Bu komitenin mühim bir elemanı olan İngiliz müstemlekat bakanı o sıralar şu sözleri söylemektedir;

“Bu Kur’an İslamların elinde bulundukça biz onlara hakim olamayız. Ne yapıp yapmalıyız bu Kur’an’ı onların elinden kaldırmalıyız, yahut Müslümaları Kur’andan soğutmalıyız.”  (Tarihçe-i Hayat 51)

“İslâmiyet noktasında bu asır, gayet ehemmiyetli ve dehşetlidir. Kur'an ve Hadîs ihbar-ı gaybî ile, ehl-i imanı onun fitnesinden sakınmak için şiddetle haber vermiş.” (Kastamonu Lâhikası 187)

Avrupa felsefesinin beş menfi esasından birisi olan hevesatı nefsaniyeyi tatmin1 Kuran 4:117 ayetiyle bildirilen kadınperestlik2 gibi nefsaniyete dayanan ve beşeriyette yaygınlaşan zamanın mimsiz medeniyeti  “kadınları yuvalarından çıkarıp, perdelerini yırtıp, beşeri de baştan çıkarmıştır.” (Sözler 410)
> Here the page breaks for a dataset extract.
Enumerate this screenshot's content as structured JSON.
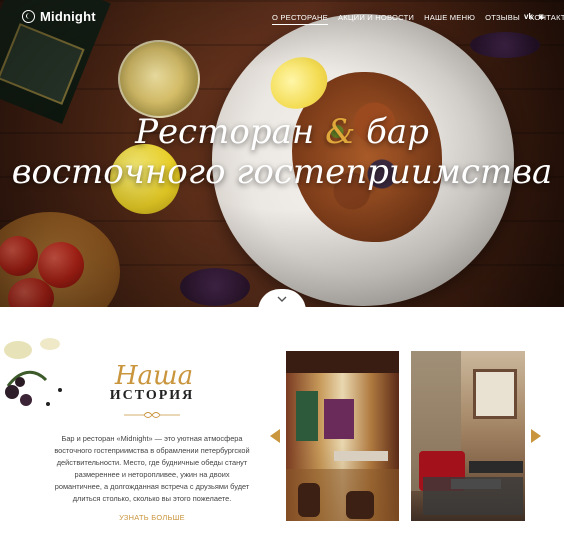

Asrımızda kız ve kadınlar sahasında fazlaca umumileşen ve erkeklerin şehvet hissini azdıran kız ve kadınların pantolon giyinme adeti, haya hissinin gelişmesine ileri derecede engel olup milli ahlakı bozduğundandır ki, Peygamberimiz (a.s.m) bu adeti şiddetle yasaklamıştır. Bu şiddetli yasağı getiren hadis-i şeriflerden bir kısmında mealen şöyle buyuruluyor;

İbn-i Abbas (r.a) anlatıyor; “Rasulullah (A.S.M) erkeklerden kadınlaşanları kadınlardan da erkekleşenleri erkek kıyafetine girenlere lanet etti. Ve onları evlerinizden çıkartın şeklinde ferman buyurdu.”3

Ahlakı bozan bir haramı hayasızca utanmadan ve medeni hayat yaşayışı diyerek açıkça işlemek fasık-ı mütecahirliktir.4 Hadisi şerifte

كُلُّ اُمَّتِى مُعَافَةٌ اِلَّا الْمُجَاهِرِينَ Yani: Ümmetimin hepsi (Allah tarafından) afvolunmuştur. Yalnız aşikâre günah işleyenler müstesnadır; onlar afvedilmemişlerdir.”5

Evet fasık-ı mütecahir, pek çok iyi hasletlerin vesilesi ve günahlara mani olan haya hissinin cemiyette yok edilmesine çalışan bir unsur olup, insaniyetin yüksek şahsiyetini ve faziletini kaybettirir. Bunların şerlerinden insanları ikaz etmek gayesiyle fasık-ı mütecahir hakkında yapılan gıybetin dahi gıybet sayılmadığını bildiren Bediüzzaman Hazretleri diyor ki;

“O gıybet edilen adam fâsık-ı mütecahirdir. Yani fenalıktan sıkılmıyor, belki işlediği seyyiatla iftihar ediyor; zulmü ile telezzüz ediyor, sıkılmayarak aşikâre bir surette işliyor.” (Mektubat 277)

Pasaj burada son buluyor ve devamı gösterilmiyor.